Season 11 Episode 3

Jonathan is on OOMC to show us Pick's Theorem for the area of a polygon, and a proof for why it always works!
Further Reading
Graph theory
Mid-way through Jonathan’s proof, we needed a fact about planar graphs. A graph is a collection of points (called vertices) and lines (called edges, and not necessarily straight lines) in the plane, with each edge connecting two vertices. A planar graph is one that can be drawn with no edges crossing.
The key challenge there is the word “can”. If you see a picture of a graph, then it can be tricky to decide whether it can be re-drawn so that no edges crossing.

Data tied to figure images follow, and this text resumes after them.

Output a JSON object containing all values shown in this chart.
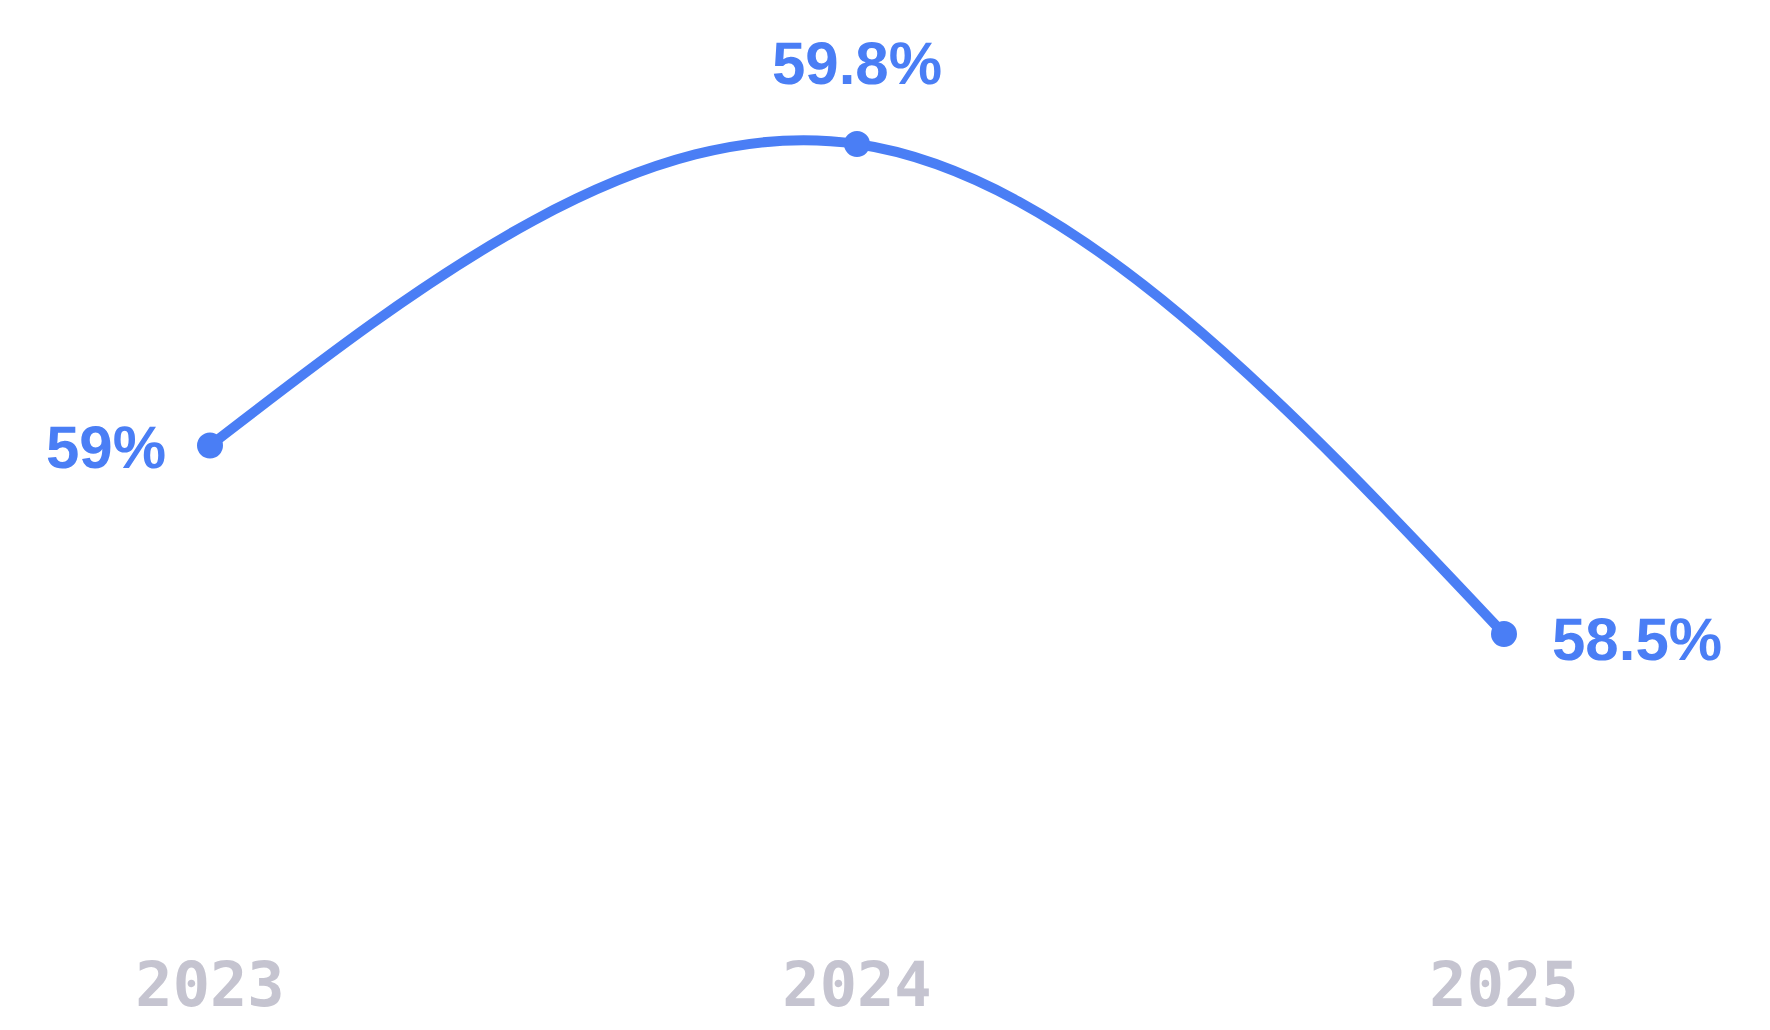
{
  "chart_data": {
    "type": "line",
    "categories": [
      "2023",
      "2024",
      "2025"
    ],
    "series": [
      {
        "color": "#4a7ef5",
        "values": [
          59,
          59.8,
          58.5
        ],
        "value_labels": [
          "59%",
          "59.8%",
          "58.5%"
        ]
      }
    ],
    "marker": "circle",
    "grid": false,
    "legend": false,
    "tick_labels": "x"
  }
}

There’s a relatively well-known puzzle that builds on this idea, and it’s called the utilities problem.
For more graph theory, you might like to have a look at the lecture notes for our second-year Graph Theory course. In the second year of the Oxford Mathematics degree, students choose five or six long options, and three short options. This is one of the short options, and it's designed to give people an impression of what third-year Graph Theory might be like. I've linked to it here because I don't think you need any first-year mathematics to understand what's going on (although it is mathematically sophisticated, so it's not an easy read!).
If you’d like a book about graph theory instead, the reading list for that course includes Introduction to graph theory by Robin Wilson, and Introduction to graph theory by Douglas Brent West.
Euler’s formula
A graph is called connected if you can get from any vertex to any other vertex along the edges. I’m not sure we said this in the livestream, but we’re definitely talking about connected graphs in this episode (for example, we’re not trying to find the area of a region made up of two separate shapes that aren’t connected).

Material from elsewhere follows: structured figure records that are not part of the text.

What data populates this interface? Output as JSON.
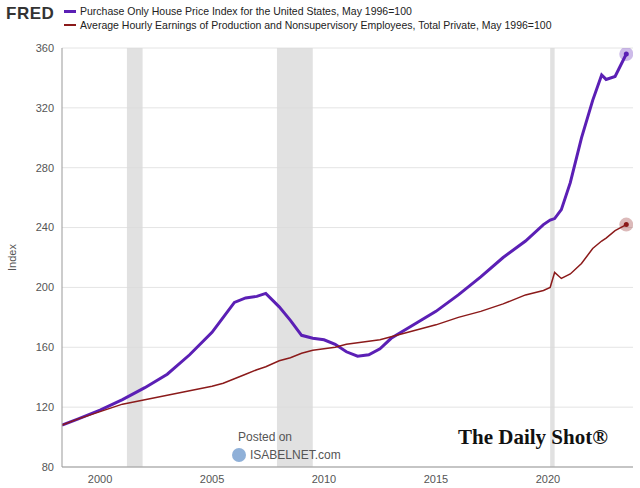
{
  "chart_data": {
    "type": "line",
    "source": "FRED",
    "ylabel": "Index",
    "watermark": [
      "Posted on",
      "ISABELNET.com"
    ],
    "credit": "The Daily Shot®",
    "legend": "top-left",
    "grid": true,
    "x": [
      1998.3,
      1999,
      2000,
      2001,
      2002,
      2003,
      2004,
      2005,
      2005.5,
      2006,
      2006.5,
      2007,
      2007.4,
      2008,
      2008.5,
      2009,
      2009.5,
      2010,
      2010.5,
      2011,
      2011.5,
      2012,
      2012.5,
      2013,
      2014,
      2015,
      2016,
      2017,
      2018,
      2019,
      2019.8,
      2020.1,
      2020.3,
      2020.6,
      2021,
      2021.5,
      2022,
      2022.4,
      2022.6,
      2023,
      2023.5
    ],
    "series": [
      {
        "name": "Purchase Only House Price Index for the United States, May 1996=100",
        "color": "#5b1fb5",
        "values": [
          108,
          112,
          118,
          125,
          133,
          142,
          155,
          170,
          180,
          190,
          193,
          194,
          196,
          187,
          178,
          168,
          166,
          165,
          162,
          157,
          154,
          155,
          159,
          166,
          175,
          184,
          195,
          207,
          220,
          231,
          242,
          245,
          246,
          252,
          270,
          300,
          325,
          342,
          339,
          341,
          356
        ]
      },
      {
        "name": "Average Hourly Earnings of Production and Nonsupervisory Employees, Total Private, May 1996=100",
        "color": "#8b1a1a",
        "values": [
          108,
          112,
          117,
          122,
          125,
          128,
          131,
          134,
          136,
          139,
          142,
          145,
          147,
          151,
          153,
          156,
          158,
          159,
          160,
          162,
          163,
          164,
          165,
          167,
          171,
          175,
          180,
          184,
          189,
          195,
          198,
          200,
          210,
          206,
          209,
          216,
          226,
          231,
          233,
          238,
          242
        ]
      }
    ],
    "recessions": [
      [
        2001.2,
        2001.9
      ],
      [
        2007.9,
        2009.5
      ],
      [
        2020.1,
        2020.3
      ]
    ],
    "xlim": [
      1998.3,
      2023.8
    ],
    "xticks": [
      2000,
      2005,
      2010,
      2015,
      2020
    ],
    "ylim": [
      80,
      360
    ],
    "yticks": [
      80,
      120,
      160,
      200,
      240,
      280,
      320,
      360
    ]
  }
}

We used a fact about connected planar graphs; counting \(V\) vertices, \(E\) edges, and \(F\) faces (regions of the plane bounded by edges and vertices, including the infinitely-large exterior face outside our graph), we always have \(V-E+F=2\). Or \(V-E+F=1\) if you don’t count the exterior face.
This can be proved by induction (that’s a proof technique that’s covered in A-level Maths / Further Maths). As you add in edges, they either connect to the existing graph (in which case the number of faces doesn’t change, but the number of vertices and edges each go up by 1), or they connect two existing vertices (in which case the number of faces and edges each go up by 1). Either way, the value of \(V-E+F\) doesn’t change, so for any planar graph the value is the same as it would be for a graph that’s just one vertex with no edges at all; \(V=1\) and \(E=1\) and \(F=1\). (It’s important that I start with one vertex rather than nothing at all, because I want to say that any new edge always connects to something that was already there).
I think it’s cool that there’s such a simple formula that applies to all connected planar graphs. What’s even better though, is that there is also a version for surfaces in 3D. If you’ve ever built a 3D shape out of those plastic polygons, then your shape will obey this formula too. There is one extra term, to do with the number of “holes” in the shape. Not like a missing piece, but like a doughnut where the surface is unbroken, but loops around on itself. The formal term here is “genus” for the number of distinct loops or handles or holes. The formula, called the Poincaré formula, is \(V-E+F=2-2G\) where \(G\) is the genus.
Primitive lattice triangles have area one-half
There's a neat little proof of this fact summarised on Wikipedia as follows; take any primitive lattice triangle and tile the plane with it (it’s not immediately obvious that this is possible, but there's a diagram!). The way to do this is to first build a parallelogram out of two copies of your triangle, and then tile the plane with that parallelogram pretty much in the way that you would tile the plane with squares or rectangles, all aligned the same way as each other. Now step back and look at a large tiled area and think about how many triangles you’ve used. Since six triangles meet at any lattice point and triangles have three corners, you've used about twice as many triangles as there are lattice points in that large area. But there is one lattice point per unit area (if this isn’t clear, imagine tiling the plane with squares instead). So the triangles have area one-half.
Pick’s theorem on Wikipedia has some diagrams of 3D shapes, showing that there isn’t a nice simple formula. The Wikipedia page links to two research papers about a not-simple way to extend Pick’s theorem to higher dimensions, both of which are too advanced for me!